▮ Keeping Track
When developing an ML model, there is a lot of information to keep track of. Data scientists have to constantly experiment and the information can get easily chaotic. Ideally, all the information should be organized so that even after a while, let’s say 6 months later, you can still immediately reproduce the model.
Here are the 8 types of artifacts to keep track of when developing an ML model.
1. Model Definition
This is the information about the architecture of the network. This also includes information such as loss function, batch size, etc.
2. Model Parameters
You will need the information on the weights of the model to reproduce the prediction. Depending on your model’s saving methods, you can save both the architecture and the weights in a single file.
3. Feature Extraction
The feature extraction pipeline should also be stored so that you can use them whenever you want to preprocess raw data before inputting them into the model.
4. Dependencies
In most cases, ML models are packaged into containers, so information such as Python version and Python packages are usually stored within that container.
5. Data
It is quite common to re-split the datasets(training, validation, and test sets). Keeping track of which data you used for which dataset on which experiment can easily get confusing as you experiment repeatedly.
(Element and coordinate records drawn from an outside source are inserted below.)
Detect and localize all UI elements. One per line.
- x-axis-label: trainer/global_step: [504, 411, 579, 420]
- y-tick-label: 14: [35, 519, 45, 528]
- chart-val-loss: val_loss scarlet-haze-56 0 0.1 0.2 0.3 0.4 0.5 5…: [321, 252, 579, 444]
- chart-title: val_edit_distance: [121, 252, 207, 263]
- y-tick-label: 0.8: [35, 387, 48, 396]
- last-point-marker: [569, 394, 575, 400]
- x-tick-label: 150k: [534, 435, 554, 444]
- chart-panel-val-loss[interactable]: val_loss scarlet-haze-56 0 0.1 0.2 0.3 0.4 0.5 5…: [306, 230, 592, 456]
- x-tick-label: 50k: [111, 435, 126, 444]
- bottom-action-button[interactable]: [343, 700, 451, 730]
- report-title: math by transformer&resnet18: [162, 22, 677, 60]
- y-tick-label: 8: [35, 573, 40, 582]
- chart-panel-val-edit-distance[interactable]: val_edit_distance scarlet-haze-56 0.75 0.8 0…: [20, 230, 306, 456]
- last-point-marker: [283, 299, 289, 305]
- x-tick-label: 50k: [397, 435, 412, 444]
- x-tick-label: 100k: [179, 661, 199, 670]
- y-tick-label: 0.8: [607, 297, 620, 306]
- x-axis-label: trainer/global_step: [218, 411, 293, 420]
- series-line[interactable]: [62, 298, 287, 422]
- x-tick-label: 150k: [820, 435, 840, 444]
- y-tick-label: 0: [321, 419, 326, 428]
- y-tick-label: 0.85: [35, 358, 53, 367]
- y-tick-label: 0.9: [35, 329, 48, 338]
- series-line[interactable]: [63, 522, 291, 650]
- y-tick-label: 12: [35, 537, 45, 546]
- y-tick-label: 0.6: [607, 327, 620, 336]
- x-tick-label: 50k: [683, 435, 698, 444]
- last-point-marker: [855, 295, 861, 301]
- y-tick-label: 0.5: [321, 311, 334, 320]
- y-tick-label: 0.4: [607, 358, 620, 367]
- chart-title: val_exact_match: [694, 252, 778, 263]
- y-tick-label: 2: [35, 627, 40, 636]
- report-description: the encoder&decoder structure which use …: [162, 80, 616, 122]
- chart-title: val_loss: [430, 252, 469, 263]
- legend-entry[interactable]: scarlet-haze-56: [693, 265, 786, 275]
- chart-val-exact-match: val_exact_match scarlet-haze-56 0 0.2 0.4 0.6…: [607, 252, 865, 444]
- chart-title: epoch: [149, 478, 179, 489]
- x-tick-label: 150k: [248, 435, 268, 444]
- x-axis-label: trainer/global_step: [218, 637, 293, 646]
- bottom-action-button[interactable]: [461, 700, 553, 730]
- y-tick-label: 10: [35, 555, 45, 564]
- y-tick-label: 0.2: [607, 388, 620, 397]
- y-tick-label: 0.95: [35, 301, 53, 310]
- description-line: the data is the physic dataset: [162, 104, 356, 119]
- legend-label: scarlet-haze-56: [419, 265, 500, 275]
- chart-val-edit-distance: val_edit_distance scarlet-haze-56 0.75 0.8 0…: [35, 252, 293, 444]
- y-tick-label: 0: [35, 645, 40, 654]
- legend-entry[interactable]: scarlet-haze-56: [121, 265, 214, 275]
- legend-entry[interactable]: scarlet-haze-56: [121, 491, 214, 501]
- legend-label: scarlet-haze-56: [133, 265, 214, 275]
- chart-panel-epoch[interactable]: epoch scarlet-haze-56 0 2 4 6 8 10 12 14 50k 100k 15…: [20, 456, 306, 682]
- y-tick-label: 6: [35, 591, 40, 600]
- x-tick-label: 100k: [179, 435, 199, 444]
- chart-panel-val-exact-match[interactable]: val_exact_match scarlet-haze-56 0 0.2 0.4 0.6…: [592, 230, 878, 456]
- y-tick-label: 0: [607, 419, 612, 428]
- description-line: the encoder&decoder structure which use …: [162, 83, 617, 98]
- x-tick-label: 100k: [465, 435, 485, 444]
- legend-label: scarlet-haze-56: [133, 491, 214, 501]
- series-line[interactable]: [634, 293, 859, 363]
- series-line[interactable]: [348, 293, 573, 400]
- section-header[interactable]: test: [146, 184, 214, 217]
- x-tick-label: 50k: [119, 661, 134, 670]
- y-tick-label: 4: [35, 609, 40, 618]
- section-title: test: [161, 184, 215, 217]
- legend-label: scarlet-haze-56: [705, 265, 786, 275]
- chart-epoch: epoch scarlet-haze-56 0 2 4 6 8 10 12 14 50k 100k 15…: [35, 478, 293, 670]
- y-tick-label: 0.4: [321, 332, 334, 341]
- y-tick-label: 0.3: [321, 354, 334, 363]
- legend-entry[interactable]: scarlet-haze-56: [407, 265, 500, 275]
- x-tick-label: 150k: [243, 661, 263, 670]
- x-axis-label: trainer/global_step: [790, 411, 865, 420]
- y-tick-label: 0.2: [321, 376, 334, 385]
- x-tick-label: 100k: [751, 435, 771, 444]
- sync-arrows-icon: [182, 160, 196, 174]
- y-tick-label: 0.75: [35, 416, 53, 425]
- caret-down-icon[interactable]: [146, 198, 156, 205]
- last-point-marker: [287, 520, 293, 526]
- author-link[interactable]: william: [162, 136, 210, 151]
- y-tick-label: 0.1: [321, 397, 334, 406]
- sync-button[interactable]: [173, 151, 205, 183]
You should name or version control your data to have reproducibility.
6. Model Generation Code
This information includes:
1. Frameworks(Pytorch, Tensorflow, etc.)
2. How it was trained
3. Dataset division method
The codes can be a Jupyter notebook or a simple python file.
7. Experiment Artifacts
These are the artifacts generated throughout the development process; loss/epoch curve, task-specific metric calculation results, etc.
8. Tags
This will help with model discovery and filtering.